Damage can be avoided, but first, let’s look at how you are dying your hair. By box or salon? Permanent or semi-permanent? All the time or a one time try? These are all factors to consider when waging your cost-benefit risk analysis on the dye job. Let’s start with the basics; the more you dye your hair, the more likely your hair will become damaged. If you try a color once and then let it grow out or fade, your hair will still be strong and healthy. If you are constantly using hair dye with harsh chemicals, you will see the damaging effects. In fact, prolonged periods of coloring treatments can lead to hair thinning.
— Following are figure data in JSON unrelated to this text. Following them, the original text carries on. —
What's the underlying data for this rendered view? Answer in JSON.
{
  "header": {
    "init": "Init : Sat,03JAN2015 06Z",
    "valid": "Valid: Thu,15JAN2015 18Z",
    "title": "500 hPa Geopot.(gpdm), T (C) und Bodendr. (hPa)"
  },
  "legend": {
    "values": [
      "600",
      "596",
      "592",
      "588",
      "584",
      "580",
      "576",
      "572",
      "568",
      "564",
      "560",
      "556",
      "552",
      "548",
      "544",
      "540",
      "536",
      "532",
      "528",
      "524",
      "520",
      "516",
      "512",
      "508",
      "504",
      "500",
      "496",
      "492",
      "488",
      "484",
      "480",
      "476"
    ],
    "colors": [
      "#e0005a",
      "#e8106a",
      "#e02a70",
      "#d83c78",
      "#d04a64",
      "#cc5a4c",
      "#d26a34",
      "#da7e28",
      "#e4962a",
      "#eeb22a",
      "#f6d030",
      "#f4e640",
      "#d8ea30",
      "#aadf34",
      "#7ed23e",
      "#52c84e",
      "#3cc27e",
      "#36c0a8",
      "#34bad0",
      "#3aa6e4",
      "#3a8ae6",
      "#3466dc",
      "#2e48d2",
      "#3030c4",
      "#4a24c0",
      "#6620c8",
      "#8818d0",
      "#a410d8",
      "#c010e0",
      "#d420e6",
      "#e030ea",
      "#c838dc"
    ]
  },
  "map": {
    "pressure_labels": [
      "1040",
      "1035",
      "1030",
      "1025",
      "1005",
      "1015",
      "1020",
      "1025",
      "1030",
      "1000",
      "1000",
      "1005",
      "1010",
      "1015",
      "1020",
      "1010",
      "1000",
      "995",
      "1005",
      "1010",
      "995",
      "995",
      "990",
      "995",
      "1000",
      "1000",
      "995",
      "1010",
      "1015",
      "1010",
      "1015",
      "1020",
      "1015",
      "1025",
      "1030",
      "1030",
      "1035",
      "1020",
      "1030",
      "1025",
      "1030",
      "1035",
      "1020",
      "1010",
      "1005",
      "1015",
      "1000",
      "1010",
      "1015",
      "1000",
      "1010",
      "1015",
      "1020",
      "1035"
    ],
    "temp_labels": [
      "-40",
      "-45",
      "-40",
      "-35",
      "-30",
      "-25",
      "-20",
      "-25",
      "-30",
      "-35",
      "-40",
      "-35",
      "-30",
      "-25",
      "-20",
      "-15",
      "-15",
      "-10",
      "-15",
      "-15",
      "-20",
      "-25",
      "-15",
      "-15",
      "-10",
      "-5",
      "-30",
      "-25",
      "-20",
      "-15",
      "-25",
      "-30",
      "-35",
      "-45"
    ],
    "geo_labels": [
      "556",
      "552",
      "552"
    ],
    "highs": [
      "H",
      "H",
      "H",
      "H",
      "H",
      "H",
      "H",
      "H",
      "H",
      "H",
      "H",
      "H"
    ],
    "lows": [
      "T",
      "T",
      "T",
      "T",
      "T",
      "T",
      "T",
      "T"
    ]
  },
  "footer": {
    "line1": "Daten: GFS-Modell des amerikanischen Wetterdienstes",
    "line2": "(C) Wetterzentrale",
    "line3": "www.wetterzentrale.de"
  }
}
So if you already struggle with thin hair, frequently dying your hair may not be ideal.
Coloring your hair from one shade to another shade in the same color family (light brown to dark brown) will also be more forgiving and less damaging to your hair than going from a dark brown to a bleach blonde. Bleach is extremely harsh on your hair, drying it out and making it feel like straw. It’s rumored that bleach will make your hair actually fall out, but really it just makes hair very easily breakable and severely damaged. If you have bleach damage, you should wait until the problem area grows out and can be cut off before you start to fix the color of your hair. All dye contains some level of hydrogen peroxide, which is a strong chemical. Be sure to check the active ingredients and hydrogen peroxide levels in your dye before you begin, to ensure you won’t be damaging or drying out your hair too much.
When choosing a box or salon dye, you should consider your option to use permanent color or semi-permanent color. While there are advantages and disadvantages to both, you need to find what type of dye is best for you. Permanent color’s obvious advantage is that it lasts a very long time. However, since the color does not fade, your roots will start to show sooner and you may have to dye your hair more often. Semi-permanent color only lasts for about 12 to 15 washes, and then naturally fades back into your original hair color. While it doesn’t last a long as permanent, this type of dye helps with hiding abrupt root lines. Semi-permanent dye is a good choice for someone testing out a color and worried about getting stuck with a shade that they may end up hating in a few days.
Finally, while box dye is much more affordable, salon color is more professional and sometimes safer. If you are extremely serious about a coloring job, you should consider having it done by a professional. Otherwise, act on impulse and change up your color for fun with a box dye.
A new hair color that is rich and shiny is easy to achieve if you’re smart about your choices. Avoid damage and dryness by doing your research, spreading your dye appointments out and not straying too far from your real color.